Warschau/Berlin (taz) – Mindestens 55 Menschen fielen den Überschwemmungen in Südpolen und im Norden Tschechiens bereits zum Opfer. Heute und morgen wird die Flutwelle auch in Breslau erwartet: Gestern brachen Arbeiter einige Deiche oberhalb der Stadt auf, um etwas Wasser abzuleiten und die historische Altstadt vor der ersten Flutwelle zu schützen.
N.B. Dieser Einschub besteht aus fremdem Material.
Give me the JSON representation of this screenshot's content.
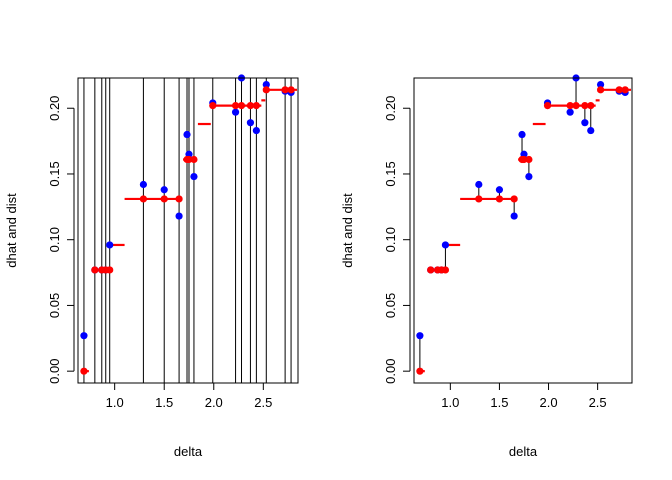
{
  "chart_data": [
    {
      "type": "scatter",
      "xlabel": "delta",
      "ylabel": "dhat and dist",
      "xlim": [
        0.63,
        2.85
      ],
      "ylim": [
        -0.009,
        0.223
      ],
      "xticks": [
        1.0,
        1.5,
        2.0,
        2.5
      ],
      "xtick_labels": [
        "1.0",
        "1.5",
        "2.0",
        "2.5"
      ],
      "yticks": [
        0.0,
        0.05,
        0.1,
        0.15,
        0.2
      ],
      "ytick_labels": [
        "0.00",
        "0.05",
        "0.10",
        "0.15",
        "0.20"
      ],
      "connectors": "vertical-full",
      "series": [
        {
          "type": "scatter",
          "color": "#0000ff",
          "x": [
            0.69,
            0.8,
            0.87,
            0.91,
            0.95,
            1.29,
            1.5,
            1.65,
            1.73,
            1.75,
            1.8,
            1.99,
            2.22,
            2.28,
            2.37,
            2.43,
            2.53,
            2.72,
            2.78
          ],
          "y": [
            0.027,
            0.077,
            0.077,
            0.077,
            0.096,
            0.142,
            0.138,
            0.118,
            0.18,
            0.165,
            0.148,
            0.204,
            0.197,
            0.223,
            0.189,
            0.183,
            0.218,
            0.213,
            0.212
          ]
        },
        {
          "type": "scatter",
          "color": "#ff0000",
          "x": [
            0.69,
            0.8,
            0.87,
            0.91,
            0.95,
            1.29,
            1.5,
            1.65,
            1.73,
            1.75,
            1.8,
            1.99,
            2.22,
            2.28,
            2.37,
            2.43,
            2.53,
            2.72,
            2.78
          ],
          "y": [
            0.0,
            0.077,
            0.077,
            0.077,
            0.077,
            0.131,
            0.131,
            0.131,
            0.161,
            0.161,
            0.161,
            0.202,
            0.202,
            0.202,
            0.202,
            0.202,
            0.214,
            0.214,
            0.214
          ]
        },
        {
          "type": "step",
          "color": "#ff0000",
          "segments": [
            [
              0.66,
              0.74,
              0.0
            ],
            [
              0.77,
              0.95,
              0.077
            ],
            [
              0.95,
              1.1,
              0.096
            ],
            [
              1.1,
              1.66,
              0.131
            ],
            [
              1.69,
              1.82,
              0.161
            ],
            [
              1.84,
              1.97,
              0.188
            ],
            [
              1.97,
              2.48,
              0.202
            ],
            [
              2.48,
              2.52,
              0.206
            ],
            [
              2.52,
              2.85,
              0.214
            ]
          ]
        }
      ]
    },
    {
      "type": "scatter",
      "xlabel": "delta",
      "ylabel": "dhat and dist",
      "xlim": [
        0.63,
        2.85
      ],
      "ylim": [
        -0.009,
        0.223
      ],
      "xticks": [
        1.0,
        1.5,
        2.0,
        2.5
      ],
      "xtick_labels": [
        "1.0",
        "1.5",
        "2.0",
        "2.5"
      ],
      "yticks": [
        0.0,
        0.05,
        0.1,
        0.15,
        0.2
      ],
      "ytick_labels": [
        "0.00",
        "0.05",
        "0.10",
        "0.15",
        "0.20"
      ],
      "connectors": "segments",
      "series": [
        {
          "type": "scatter",
          "color": "#0000ff",
          "x": [
            0.69,
            0.8,
            0.87,
            0.91,
            0.95,
            1.29,
            1.5,
            1.65,
            1.73,
            1.75,
            1.8,
            1.99,
            2.22,
            2.28,
            2.37,
            2.43,
            2.53,
            2.72,
            2.78
          ],
          "y": [
            0.027,
            0.077,
            0.077,
            0.077,
            0.096,
            0.142,
            0.138,
            0.118,
            0.18,
            0.165,
            0.148,
            0.204,
            0.197,
            0.223,
            0.189,
            0.183,
            0.218,
            0.213,
            0.212
          ]
        },
        {
          "type": "scatter",
          "color": "#ff0000",
          "x": [
            0.69,
            0.8,
            0.87,
            0.91,
            0.95,
            1.29,
            1.5,
            1.65,
            1.73,
            1.75,
            1.8,
            1.99,
            2.22,
            2.28,
            2.37,
            2.43,
            2.53,
            2.72,
            2.78
          ],
          "y": [
            0.0,
            0.077,
            0.077,
            0.077,
            0.077,
            0.131,
            0.131,
            0.131,
            0.161,
            0.161,
            0.161,
            0.202,
            0.202,
            0.202,
            0.202,
            0.202,
            0.214,
            0.214,
            0.214
          ]
        },
        {
          "type": "step",
          "color": "#ff0000",
          "segments": [
            [
              0.66,
              0.74,
              0.0
            ],
            [
              0.77,
              0.95,
              0.077
            ],
            [
              0.95,
              1.1,
              0.096
            ],
            [
              1.1,
              1.66,
              0.131
            ],
            [
              1.69,
              1.82,
              0.161
            ],
            [
              1.84,
              1.97,
              0.188
            ],
            [
              1.97,
              2.48,
              0.202
            ],
            [
              2.48,
              2.52,
              0.206
            ],
            [
              2.52,
              2.85,
              0.214
            ]
          ]
        }
      ]
    }
  ]
}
In Frankfurt an der Oder werden die Flutwellen ab Donnerstag erwartet – mit einem Pegelstand von fast sechs Metern. „Dann ist noch 1,20 Meter Luft bis zur Deichkante“, sagt Matthias Freude, Präsident des Landesumweltamtes Brandenburg. „Das ist verdammt ernst.“ Am Dienstag werden deshalb Flußauen und Wiesen im Nationalpark Unteres Odertal geflutet. Er erwartet, daß so Überflutungen bewohnter Gebiete verhindert werden können. Hoffnung macht ihm das heiße Sommerwetter, das noch bis Mittwoch anhalten soll: „Da wird eine Menge Wasser verdunsten.“ Ab Donnerstag rechnet der Deutsche Wetterdienst allerdings wieder mit Regen in Brandenburg.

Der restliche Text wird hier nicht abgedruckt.